Deutsche Bank has received a £4.7 million fine from the UK financial regulator after a coding error in its transaction systems led to the inaccurate reporting of millions of equity swaps.
An investigation by the Financial Conduct Authority (FCA) in 2013 revealed that the faulty code resulted in 29.4 million CFD (contract for difference) equity swaps being recorded as 'sell' rather than 'buy' in transaction reports. The swaps were executed between November 2007 and April 2013.
The FCA uses transaction reports to detect and investigate suspected market abuse, insider trading and market manipulation, gathering information on details such as the product traded, the buyer and seller's identity, the price and the quantity concerned.
Although there was no loss to consumers or investors, the FCA said that the coding error could have had a "serious impact" on the FCA’s ability to detect any unlawful trading.
The regulator explained that Deutsche Bank took prompt steps to rectify the problem, and introduced a “system fix” on 20 April 2013. It also hired a consultant firm to carry out a two-stage review of its reporting systems and control framework, completed by December 2013.
The FCA said that Deutsche Bank avoided a higher penalty of £6.7 million by settling the case early.
''Effective market surveillance is critical to maintain the integrity of our markets and depends on accurate and timely reporting of transactions," said Tracey McDermott, the FCA’s director of enforcement and financial crime.
"Deutsche is a major market participant responsible for reporting millions of transactions every year.
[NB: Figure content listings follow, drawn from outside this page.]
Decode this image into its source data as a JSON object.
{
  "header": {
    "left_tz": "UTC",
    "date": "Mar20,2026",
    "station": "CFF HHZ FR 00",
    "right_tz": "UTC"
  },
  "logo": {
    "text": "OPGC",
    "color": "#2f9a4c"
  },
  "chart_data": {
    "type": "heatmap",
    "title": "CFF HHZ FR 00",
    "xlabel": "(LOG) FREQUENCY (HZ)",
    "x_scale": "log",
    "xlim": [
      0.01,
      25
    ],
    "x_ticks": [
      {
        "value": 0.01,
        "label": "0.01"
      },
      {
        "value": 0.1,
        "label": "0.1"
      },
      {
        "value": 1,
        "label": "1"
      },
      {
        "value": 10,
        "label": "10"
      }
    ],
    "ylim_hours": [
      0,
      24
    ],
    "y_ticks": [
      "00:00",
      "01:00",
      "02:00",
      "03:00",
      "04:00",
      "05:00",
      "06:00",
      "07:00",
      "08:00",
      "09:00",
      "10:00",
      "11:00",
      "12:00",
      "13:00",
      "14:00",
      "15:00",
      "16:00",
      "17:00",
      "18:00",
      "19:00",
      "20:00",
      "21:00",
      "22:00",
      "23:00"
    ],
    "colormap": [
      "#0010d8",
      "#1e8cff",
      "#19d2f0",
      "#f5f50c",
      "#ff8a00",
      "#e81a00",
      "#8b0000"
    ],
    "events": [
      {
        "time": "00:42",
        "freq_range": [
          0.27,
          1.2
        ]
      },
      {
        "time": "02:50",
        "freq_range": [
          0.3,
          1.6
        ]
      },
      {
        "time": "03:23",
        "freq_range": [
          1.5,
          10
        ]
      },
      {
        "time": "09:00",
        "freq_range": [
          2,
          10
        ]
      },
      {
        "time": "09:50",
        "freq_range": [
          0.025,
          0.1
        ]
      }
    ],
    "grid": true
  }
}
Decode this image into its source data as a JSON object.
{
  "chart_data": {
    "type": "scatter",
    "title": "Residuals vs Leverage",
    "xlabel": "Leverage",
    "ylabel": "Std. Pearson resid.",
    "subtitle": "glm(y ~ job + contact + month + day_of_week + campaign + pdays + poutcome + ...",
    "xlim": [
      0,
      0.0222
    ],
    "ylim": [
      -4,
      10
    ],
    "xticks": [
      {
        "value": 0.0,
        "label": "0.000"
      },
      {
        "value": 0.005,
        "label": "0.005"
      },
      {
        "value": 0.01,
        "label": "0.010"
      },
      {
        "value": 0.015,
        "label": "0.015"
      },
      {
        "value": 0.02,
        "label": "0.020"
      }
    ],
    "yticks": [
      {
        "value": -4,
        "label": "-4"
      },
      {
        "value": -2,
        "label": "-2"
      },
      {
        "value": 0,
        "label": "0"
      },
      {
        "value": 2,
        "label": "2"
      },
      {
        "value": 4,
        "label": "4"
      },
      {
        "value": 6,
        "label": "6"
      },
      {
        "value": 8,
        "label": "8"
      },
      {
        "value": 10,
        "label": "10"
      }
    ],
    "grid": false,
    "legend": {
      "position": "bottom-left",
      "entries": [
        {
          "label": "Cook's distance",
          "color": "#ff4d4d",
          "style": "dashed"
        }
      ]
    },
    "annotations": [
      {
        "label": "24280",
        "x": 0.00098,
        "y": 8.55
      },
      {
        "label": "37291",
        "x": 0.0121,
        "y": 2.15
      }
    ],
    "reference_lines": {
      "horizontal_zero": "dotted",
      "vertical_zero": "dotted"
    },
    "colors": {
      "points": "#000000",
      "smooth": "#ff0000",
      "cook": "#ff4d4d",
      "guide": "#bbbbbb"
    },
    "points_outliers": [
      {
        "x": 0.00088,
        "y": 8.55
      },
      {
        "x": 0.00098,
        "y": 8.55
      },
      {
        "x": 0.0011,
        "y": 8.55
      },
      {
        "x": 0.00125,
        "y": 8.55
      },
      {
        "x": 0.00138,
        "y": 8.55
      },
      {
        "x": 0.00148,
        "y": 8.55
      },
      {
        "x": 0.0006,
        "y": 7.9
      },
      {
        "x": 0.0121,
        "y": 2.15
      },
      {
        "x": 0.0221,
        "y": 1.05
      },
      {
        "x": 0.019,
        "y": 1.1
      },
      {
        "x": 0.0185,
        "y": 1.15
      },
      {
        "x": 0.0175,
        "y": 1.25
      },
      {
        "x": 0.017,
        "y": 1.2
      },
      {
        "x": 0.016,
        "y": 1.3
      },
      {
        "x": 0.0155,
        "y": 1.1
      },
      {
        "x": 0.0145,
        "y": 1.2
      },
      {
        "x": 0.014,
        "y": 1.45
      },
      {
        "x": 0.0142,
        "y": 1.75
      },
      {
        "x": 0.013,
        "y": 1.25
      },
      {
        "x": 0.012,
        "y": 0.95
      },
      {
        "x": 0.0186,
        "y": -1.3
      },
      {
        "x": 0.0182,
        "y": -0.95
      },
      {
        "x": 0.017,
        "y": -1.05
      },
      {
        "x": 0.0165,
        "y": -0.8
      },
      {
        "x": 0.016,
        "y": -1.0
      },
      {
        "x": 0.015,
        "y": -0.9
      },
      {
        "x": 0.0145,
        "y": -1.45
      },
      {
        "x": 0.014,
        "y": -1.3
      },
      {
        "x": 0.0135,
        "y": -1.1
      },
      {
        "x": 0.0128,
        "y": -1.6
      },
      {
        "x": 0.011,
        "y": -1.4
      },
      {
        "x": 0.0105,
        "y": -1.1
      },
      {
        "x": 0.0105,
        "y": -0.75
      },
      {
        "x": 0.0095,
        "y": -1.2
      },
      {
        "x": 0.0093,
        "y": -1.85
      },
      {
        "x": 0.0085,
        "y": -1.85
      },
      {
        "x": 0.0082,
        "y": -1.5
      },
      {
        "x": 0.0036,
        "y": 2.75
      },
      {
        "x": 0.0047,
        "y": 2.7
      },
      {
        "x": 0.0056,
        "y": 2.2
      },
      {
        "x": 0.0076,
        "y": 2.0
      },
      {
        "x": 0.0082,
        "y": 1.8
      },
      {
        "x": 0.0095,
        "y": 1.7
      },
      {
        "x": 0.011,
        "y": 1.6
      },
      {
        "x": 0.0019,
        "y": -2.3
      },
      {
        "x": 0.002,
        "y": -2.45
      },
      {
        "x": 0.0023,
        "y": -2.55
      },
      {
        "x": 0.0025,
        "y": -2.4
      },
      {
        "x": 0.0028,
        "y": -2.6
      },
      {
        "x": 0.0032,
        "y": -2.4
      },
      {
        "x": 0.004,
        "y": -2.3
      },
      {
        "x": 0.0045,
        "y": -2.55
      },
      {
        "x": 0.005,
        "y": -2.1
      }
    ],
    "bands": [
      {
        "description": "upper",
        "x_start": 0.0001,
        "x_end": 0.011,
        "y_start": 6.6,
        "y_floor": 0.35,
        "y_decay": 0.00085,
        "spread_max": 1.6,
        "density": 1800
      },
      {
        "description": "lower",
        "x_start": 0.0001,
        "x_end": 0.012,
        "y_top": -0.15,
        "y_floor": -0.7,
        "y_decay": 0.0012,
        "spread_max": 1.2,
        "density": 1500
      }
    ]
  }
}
We have repeatedly highlighted the importance of accurate transaction reporting and taken enforcement action against a number of firms."
She added:"There is simply no excuse for Deutsche's failure to get this right. Other firms should be in no doubt about our continued focus on this issue."
Deutsche Bank is the 11th firm to be fined by the FCA over failings with transaction reporting systems, with others including Commerzbank, Societe Generale and Barclays. Royal Bank of Scotland received the largest fine, £5,620,300, for reporting millions of transactions improperly, and failing to report hundreds of thousands at all.